Sunny C. Lin is an assistant professor of public health at the Oregon Health & Science University-Portland State University School of Public Health, in Portland, Oregon.
Phyllis L. Yan is a senior statistician in the Dow Division of Health Services Research, Department of Urology, University of Michigan Medical School, in Ann Arbor.
Health Aff (Millwood). 2020 Feb;39(2):310-318. doi: 10.1377/hlthaff.2019.00181.

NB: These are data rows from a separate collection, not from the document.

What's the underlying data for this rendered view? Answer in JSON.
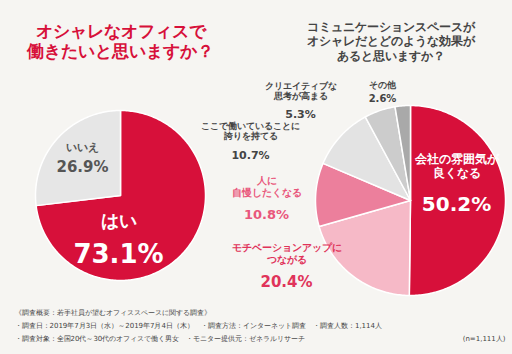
{
  "chart_data": [
    {
      "type": "pie",
      "title": "オシャレなオフィスで\n働きたいと思いますか？",
      "categories": [
        "はい",
        "いいえ"
      ],
      "values": [
        73.1,
        26.9
      ],
      "value_labels": [
        "73.1%",
        "26.9%"
      ],
      "colors": [
        "#d7103a",
        "#e6e6e6"
      ],
      "data_labels": true
    },
    {
      "type": "pie",
      "title": "コミュニケーションスペースが\nオシャレだとどのような効果が\nあると思いますか？",
      "categories": [
        "会社の雰囲気が\n良くなる",
        "モチベーションアップに\nつながる",
        "人に\n自慢したくなる",
        "ここで働いていることに\n誇りを持てる",
        "クリエイティブな\n思考が高まる",
        "その他"
      ],
      "values": [
        50.2,
        20.4,
        10.8,
        10.7,
        5.3,
        2.6
      ],
      "value_labels": [
        "50.2%",
        "20.4%",
        "10.8%",
        "10.7%",
        "5.3%",
        "2.6%"
      ],
      "colors": [
        "#d7103a",
        "#f6b9c7",
        "#ec7f9c",
        "#e3e3e3",
        "#cccccc",
        "#a9a9a9"
      ],
      "data_labels": true
    }
  ],
  "notes": [
    "《調査概要：若手社員が望むオフィススペースに関する調査》",
    "・調査日：2019年7月3日（水）～2019年7月4日（木）　・調査方法：インターネット調査　・調査人数：1,114人",
    "・調査対象：全国20代～30代のオフィスで働く男女　・モニター提供元：ゼネラルリサーチ"
  ],
  "sample": "(n=1,111人)"
}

Despite expectations that Medicare accountable care organizations (ACOs) would curb health care spending, their effect has been modest. One possible explanation is that ACOs' inability to prohibit out-of-network care limits their control over spending. To examine this possibility, we examined the association between out-of-network care and per beneficiary spending using national Medicare data for 2012-15. While there was no association between out-of-network specialty care and ACO spending, each percentage-point increase in receipt of out-of-network primary care was associated with an increase of $10.79 in quarterly total ACO spending per beneficiary. When we broke down total spending by place of service, we found that out-of-network primary care was associated with higher spending in outpatient, skilled nursing facility, and emergency department settings, but not inpatient settings. Our findings suggest an opportunity for the Medicare program to realize substantial savings, if policy makers developed explicit incentives for beneficiaries to seek more of their primary care within network.
尽管人们曾预计医疗保险责任制医疗组织(ACO)将能够控制医疗保健支出,但它们的效果却微乎其微。一个可能的解释是,ACO 无法禁止非网络内的医疗服务,从而限制了它们对支出的控制。为了检验这种可能性,我们使用 2012 年至 2015 年的全国医疗保险数据,研究了非网络内医疗服务与每位受益人的支出之间的关联。虽然非网络内专科医疗服务与 ACO 支出之间没有关联,但每增加一个百分点接受非网络内初级保健服务,每位受益人的季度 ACO 总支出就会增加 10.79 美元。当我们按服务地点细分总支出时,我们发现非网络内初级保健服务与门诊、熟练护理设施和急诊部门的更高支出相关,但与住院部门无关。我们的研究结果表明,如果政策制定者制定明确的激励措施,鼓励受益人在网络内寻求更多的初级保健服务,那么医疗保险计划就有机会实现大量节省。